From the given information, we can determine the parameters of the ellipse.
Center: \( C = (h, k) = (3, -4) \).
Focus: \( S = (4, -4) \).
Vertex: \( V = (5, -4) \).
Since the y-coordinates are the same, the major axis is horizontal.
The distance from the center to a vertex is the semi-major axis length, \( a \).
\( a = \text{distance}(C, V) = \sqrt{(5-3)^2 + (-4 - (-4))^2} = 2 \).
The distance from the center to a focus is \( ae \), where \( e \) is the eccentricity.
\( ae = \text{distance}(C, S) = \sqrt{(4-3)^2 + (-4 - (-4))^2} = 1 \).
We find the eccentricity:
\( e = \frac{ae}{a} = \frac{1}{2} \).
The relationship for the semi-minor axis \( b \) is \( b^2 = a^2(1-e^2) \).
\( b^2 = 2^2 \left(1 - \left(\frac{1}{2}\right)^2\right) = 4 \left(1 - \frac{1}{4}\right) = 4 \cdot \frac{3}{4} = 3 \).
The equation of the ellipse is
\( \frac{(x-h)^2}{a^2} + \frac{(y-k)^2}{b^2} = 1 \).
Hence,
\( \frac{(x-3)^2}{4} + \frac{(y+4)^2}{3} = 1 \).
The line \( y = mx - 4 \) is tangent to this ellipse. We use the condition of tangency.
The condition for a line \( y = MX + C \) to be tangent to the ellipse
\( \frac{X^2}{a^2} + \frac{Y^2}{b^2} = 1 \) is
\( C^2 = a^2M^2 + b^2 \).
First, we shift the origin: let \( X = x - 3 \) and \( Y = y + 4 \).
The line becomes
\( Y - 4 = m(X + 3) - 4 \Rightarrow Y = mX + 3m \).
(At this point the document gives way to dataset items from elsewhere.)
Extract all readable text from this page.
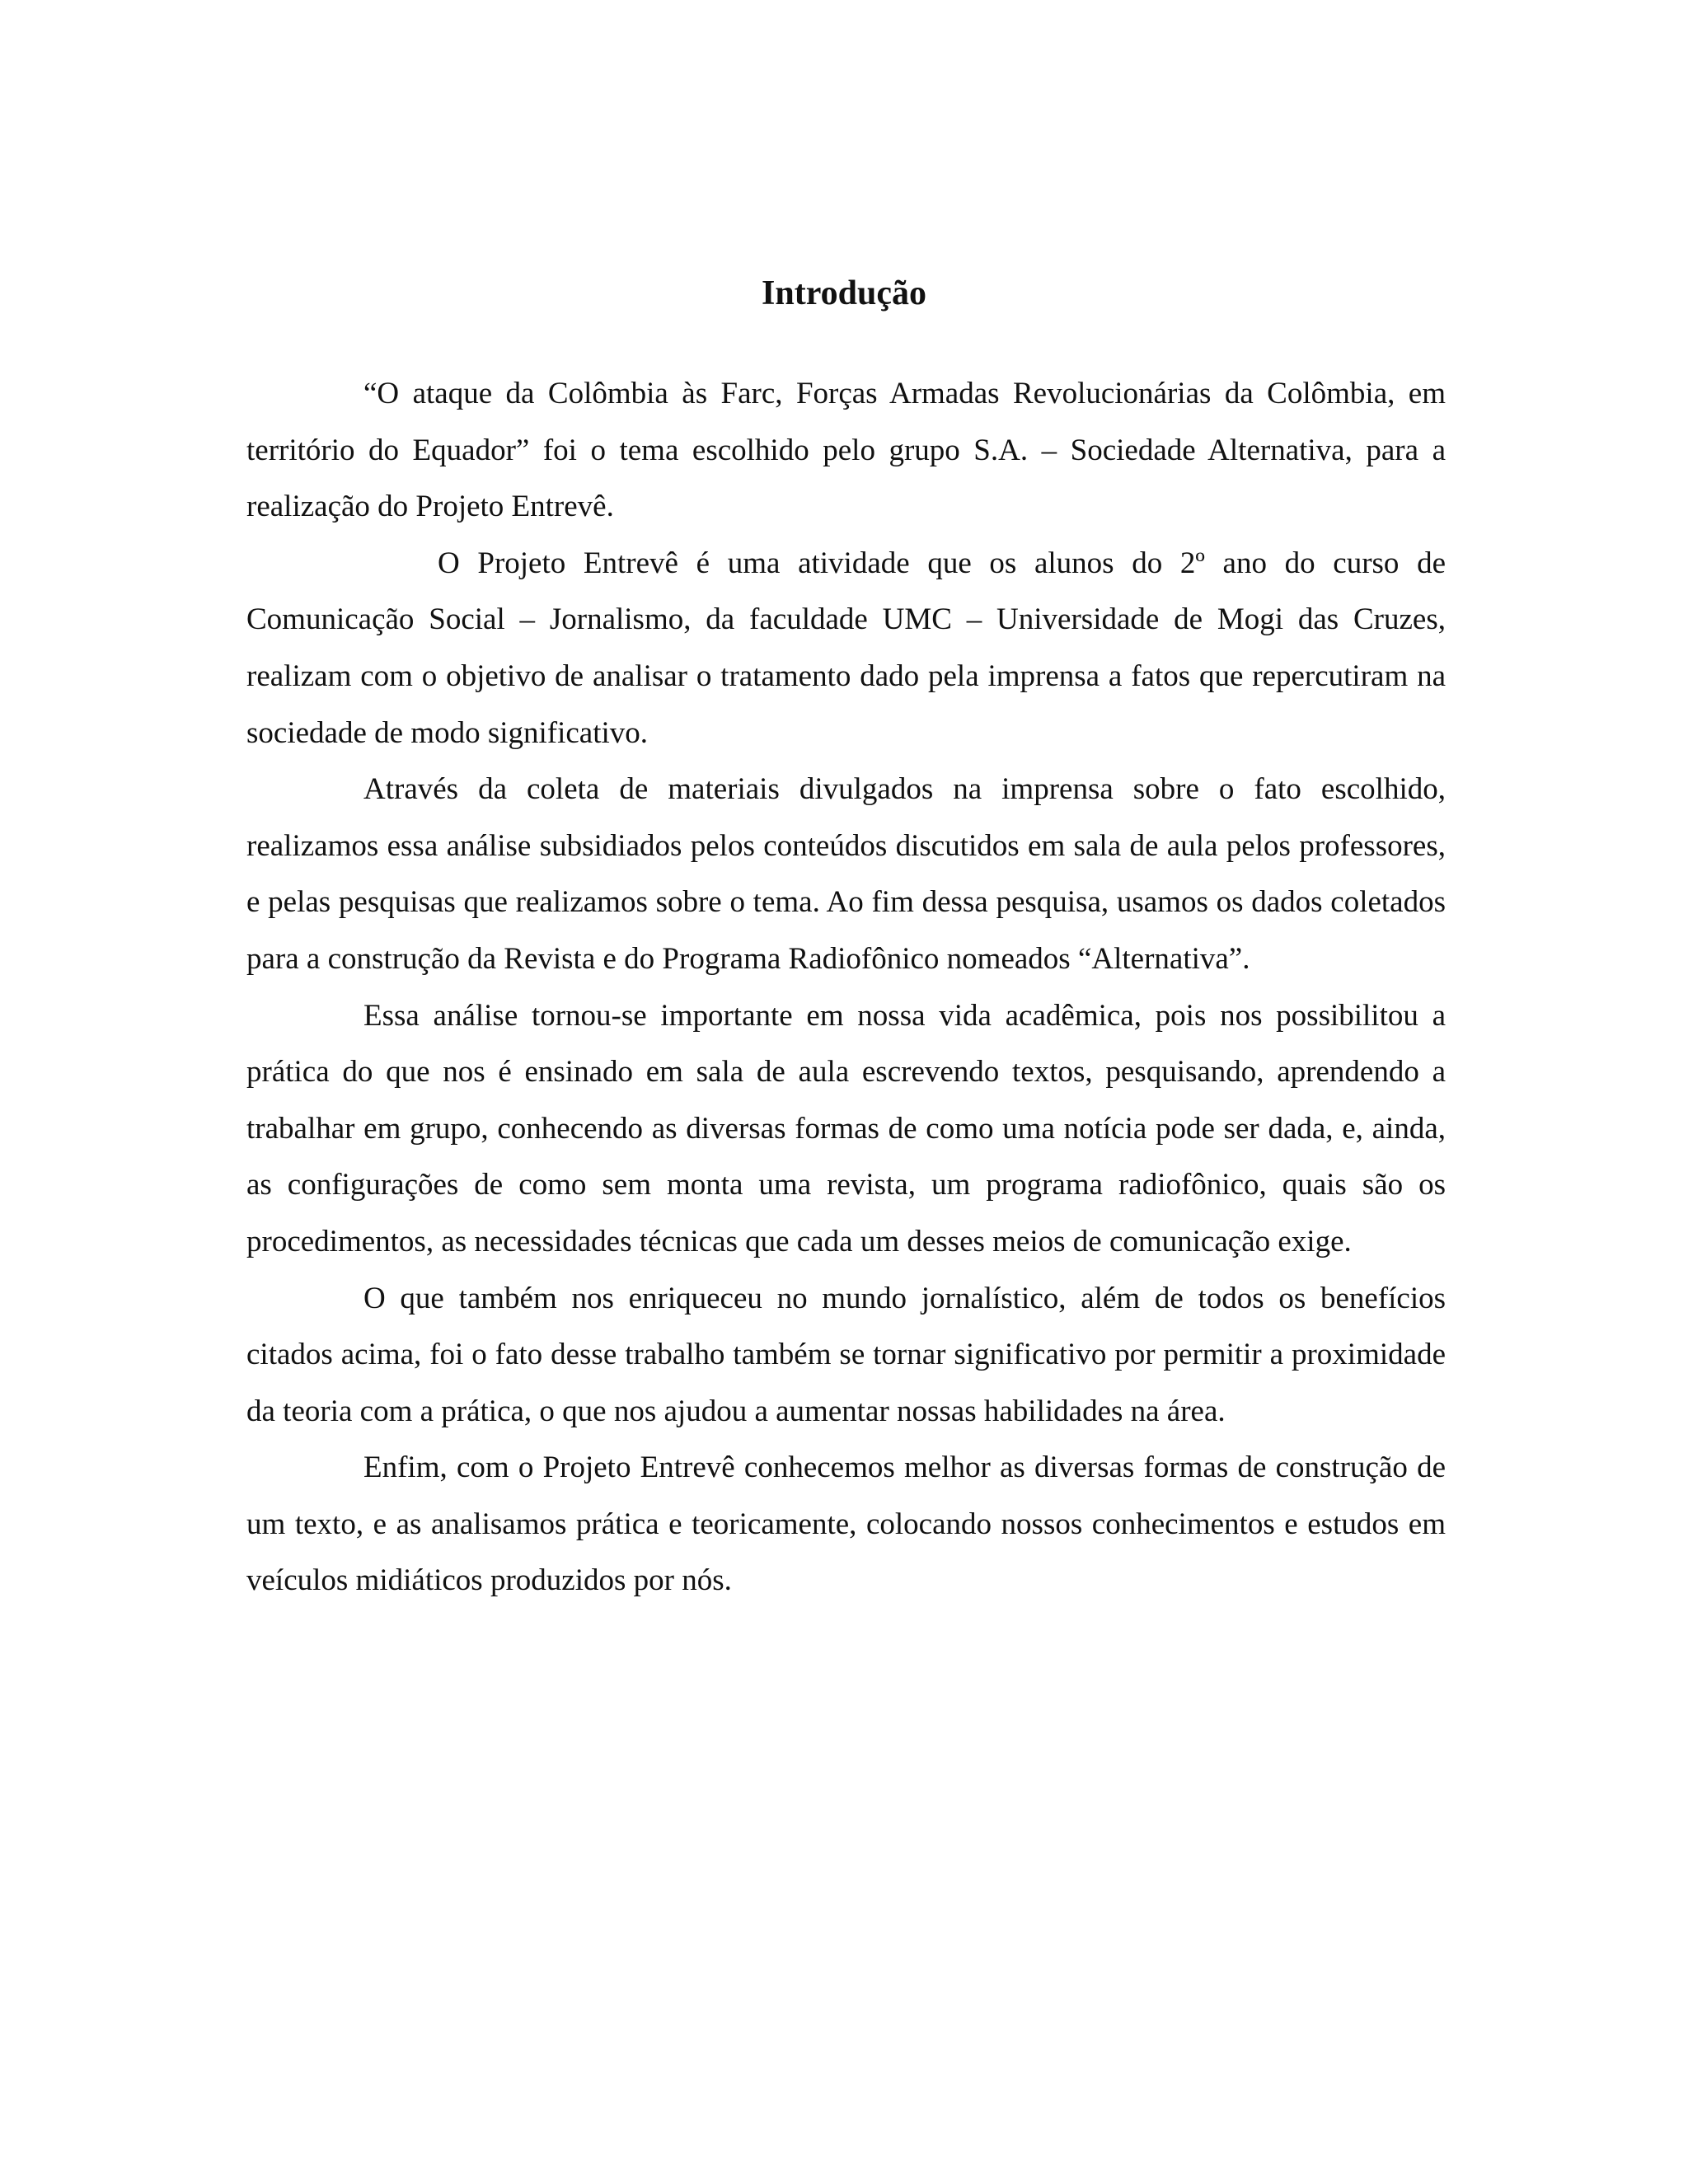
Introdução

“O ataque da Colômbia às Farc, Forças Armadas Revolucionárias da Colômbia, em território do Equador” foi o tema escolhido pelo grupo S.A. – Sociedade Alternativa, para a realização do Projeto Entrevê.

O Projeto Entrevê é uma atividade que os alunos do 2º ano do curso de Comunicação Social – Jornalismo, da faculdade UMC – Universidade de Mogi das Cruzes, realizam com o objetivo de analisar o tratamento dado pela imprensa a fatos que repercutiram na sociedade de modo significativo.

Através da coleta de materiais divulgados na imprensa sobre o fato escolhido, realizamos essa análise subsidiados pelos conteúdos discutidos em sala de aula pelos professores, e pelas pesquisas que realizamos sobre o tema. Ao fim dessa pesquisa, usamos os dados coletados para a construção da Revista e do Programa Radiofônico nomeados “Alternativa”.

Essa análise tornou-se importante em nossa vida acadêmica, pois nos possibilitou a prática do que nos é ensinado em sala de aula escrevendo textos, pesquisando, aprendendo a trabalhar em grupo, conhecendo as diversas formas de como uma notícia pode ser dada, e, ainda, as configurações de como sem monta uma revista, um programa radiofônico, quais são os procedimentos, as necessidades técnicas que cada um desses meios de comunicação exige.

O que também nos enriqueceu no mundo jornalístico, além de todos os benefícios citados acima, foi o fato desse trabalho também se tornar significativo por permitir a proximidade da teoria com a prática, o que nos ajudou a aumentar nossas habilidades na área.

Enfim, com o Projeto Entrevê conhecemos melhor as diversas formas de construção de um texto, e as analisamos prática e teoricamente, colocando nossos conhecimentos e estudos em veículos midiáticos produzidos por nós.
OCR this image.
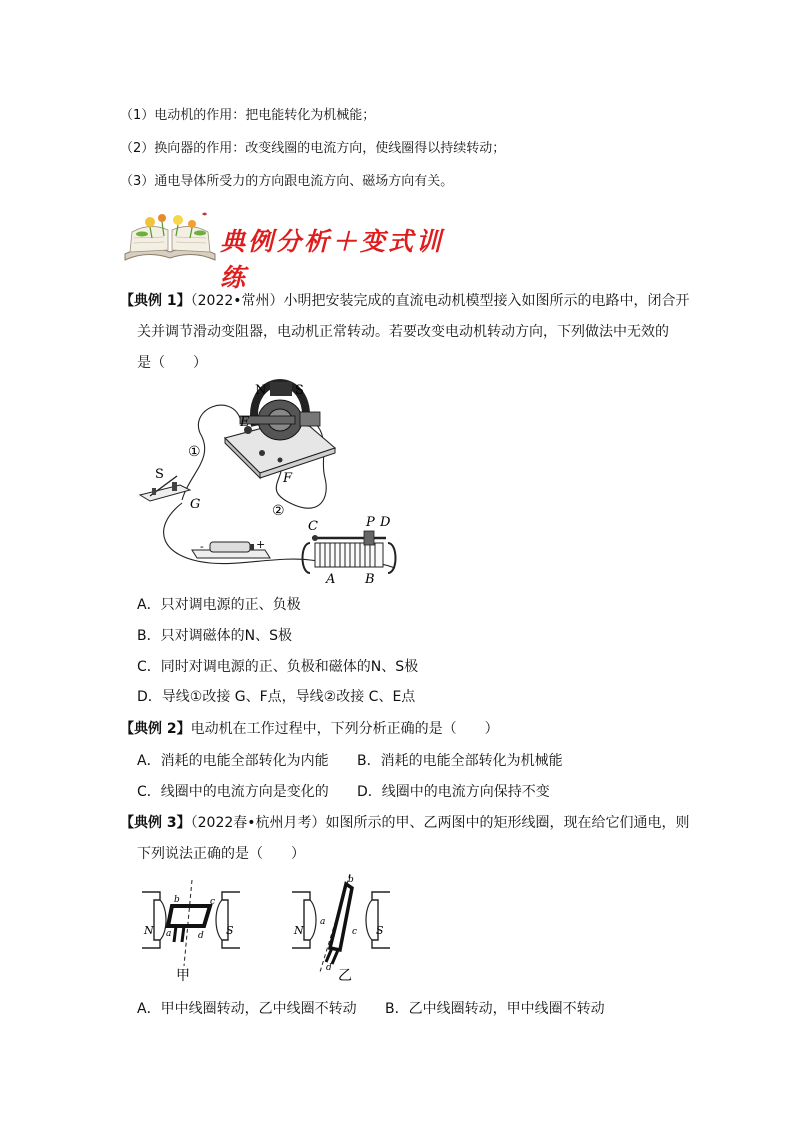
（1）电动机的作用：把电能转化为机械能；
（2）换向器的作用：改变线圈的电流方向，使线圈得以持续转动；
（3）通电导体所受力的方向跟电流方向、磁场方向有关。
典例分析＋变式训练
【典例 1】（2022•常州）小明把安装完成的直流电动机模型接入如图所示的电路中，闭合开
关并调节滑动变阻器，电动机正常转动。若要改变电动机转动方向，下列做法中无效的
是（　　）
N S
E
F
①
②
S
G
-	+
C	P D
A B
A．只对调电源的正、负极
B．只对调磁体的N、S极
C．同时对调电源的正、负极和磁体的N、S极
D．导线①改接 G、F点，导线②改接 C、E点
【典例 2】电动机在工作过程中，下列分析正确的是（　　）
A．消耗的电能全部转化为内能 B．消耗的电能全部转化为机械能
C．线圈中的电流方向是变化的 D．线圈中的电流方向保持不变
【典例 3】（2022春•杭州月考）如图所示的甲、乙两图中的矩形线圈，现在给它们通电，则
下列说法正确的是（　　）
N	S
b	c
a	d
甲
N	S
b
c
a
d 乙
A．甲中线圈转动，乙中线圈不转动 B．乙中线圈转动，甲中线圈不转动
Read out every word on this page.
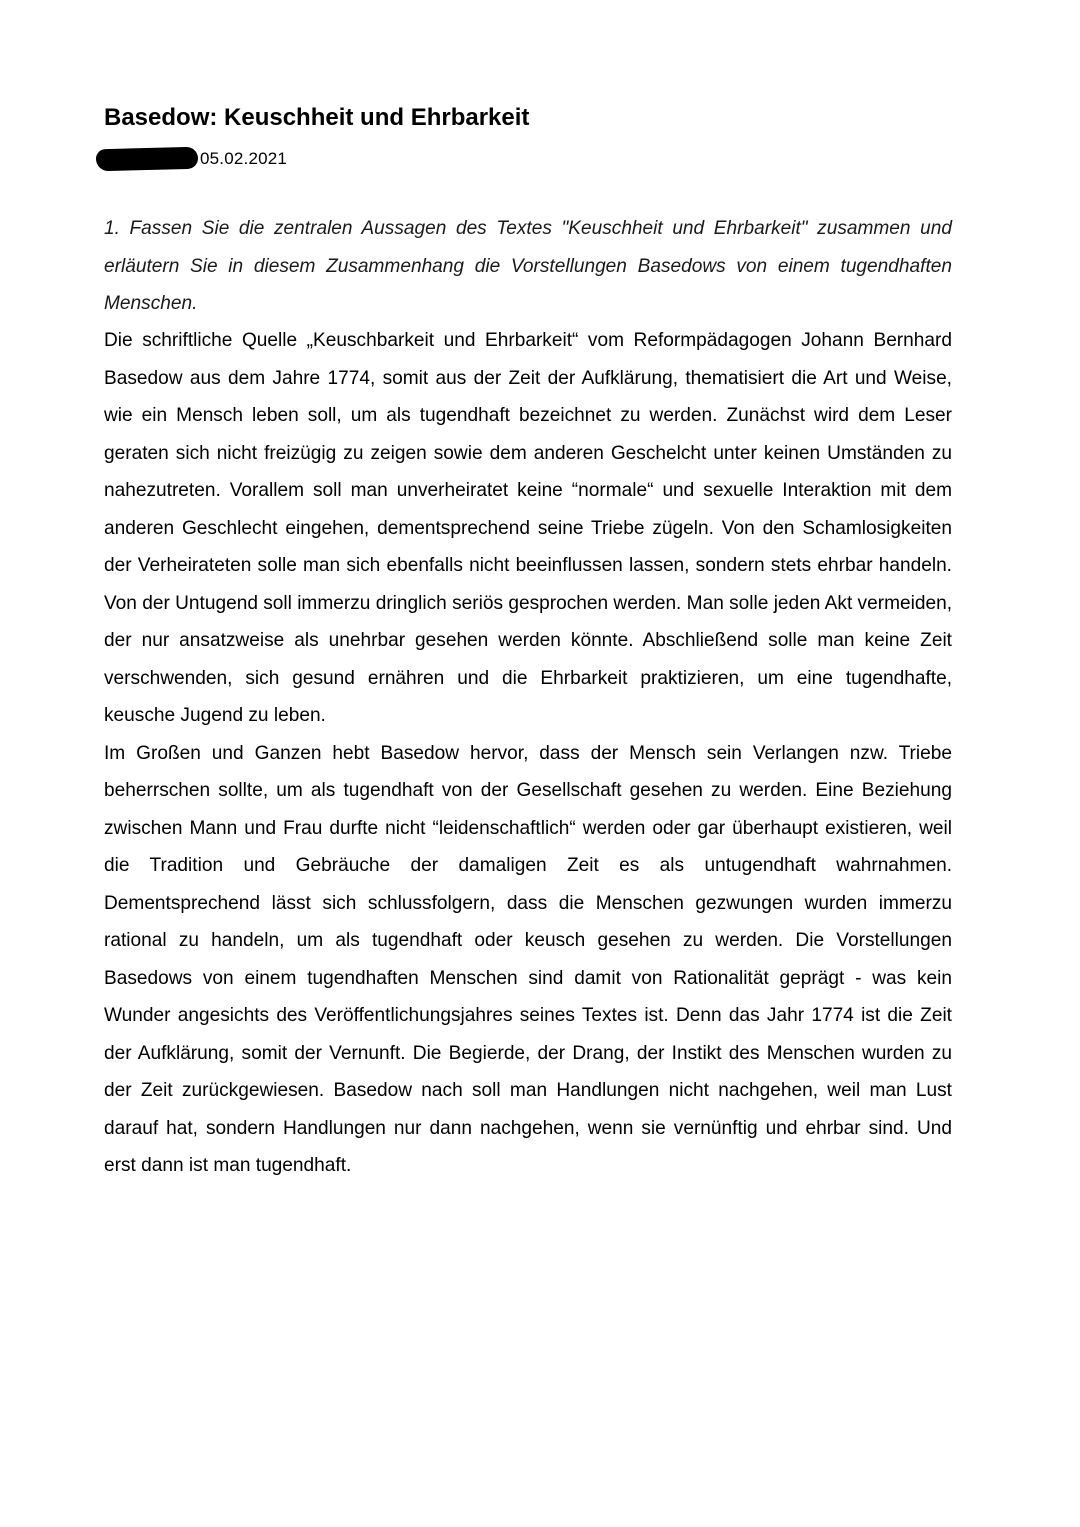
Basedow: Keuschheit und Ehrbarkeit
05.02.2021
1. Fassen Sie die zentralen Aussagen des Textes "Keuschheit und Ehrbarkeit" zusammen und erläutern Sie in diesem Zusammenhang die Vorstellungen Basedows von einem tugendhaften Menschen.

Die schriftliche Quelle „Keuschbarkeit und Ehrbarkeit“ vom Reformpädagogen Johann Bernhard Basedow aus dem Jahre 1774, somit aus der Zeit der Aufklärung, thematisiert die Art und Weise, wie ein Mensch leben soll, um als tugendhaft bezeichnet zu werden. Zunächst wird dem Leser geraten sich nicht freizügig zu zeigen sowie dem anderen Geschelcht unter keinen Umständen zu nahezutreten. Vorallem soll man unverheiratet keine “normale“ und sexuelle Interaktion mit dem anderen Geschlecht eingehen, dementsprechend seine Triebe zügeln. Von den Schamlosigkeiten der Verheirateten solle man sich ebenfalls nicht beeinflussen lassen, sondern stets ehrbar handeln. Von der Untugend soll immerzu dringlich seriös gesprochen werden. Man solle jeden Akt vermeiden, der nur ansatzweise als unehrbar gesehen werden könnte. Abschließend solle man keine Zeit verschwenden, sich gesund ernähren und die Ehrbarkeit praktizieren, um eine tugendhafte, keusche Jugend zu leben.

Im Großen und Ganzen hebt Basedow hervor, dass der Mensch sein Verlangen nzw. Triebe beherrschen sollte, um als tugendhaft von der Gesellschaft gesehen zu werden. Eine Beziehung zwischen Mann und Frau durfte nicht “leidenschaftlich“ werden oder gar überhaupt existieren, weil die Tradition und Gebräuche der damaligen Zeit es als untugendhaft wahrnahmen. Dementsprechend lässt sich schlussfolgern, dass die Menschen gezwungen wurden immerzu rational zu handeln, um als tugendhaft oder keusch gesehen zu werden. Die Vorstellungen Basedows von einem tugendhaften Menschen sind damit von Rationalität geprägt - was kein Wunder angesichts des Veröffentlichungsjahres seines Textes ist. Denn das Jahr 1774 ist die Zeit der Aufklärung, somit der Vernunft. Die Begierde, der Drang, der Instikt des Menschen wurden zu der Zeit zurückgewiesen. Basedow nach soll man Handlungen nicht nachgehen, weil man Lust darauf hat, sondern Handlungen nur dann nachgehen, wenn sie vernünftig und ehrbar sind. Und erst dann ist man tugendhaft.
Here, \( M = m \) and \( C = 3m \). The ellipse is
\( \frac{X^2}{4} + \frac{Y^2}{3} = 1 \).
So, \( a^2 = 4 \) and \( b^2 = 3 \).
Apply the condition of tangency:
\( C^2 = a^2M^2 + b^2 \).
\( (3m)^2 = 4m^2 + 3 \).
\( 9m^2 = 4m^2 + 3 \).
\( 5m^2 = 3 \).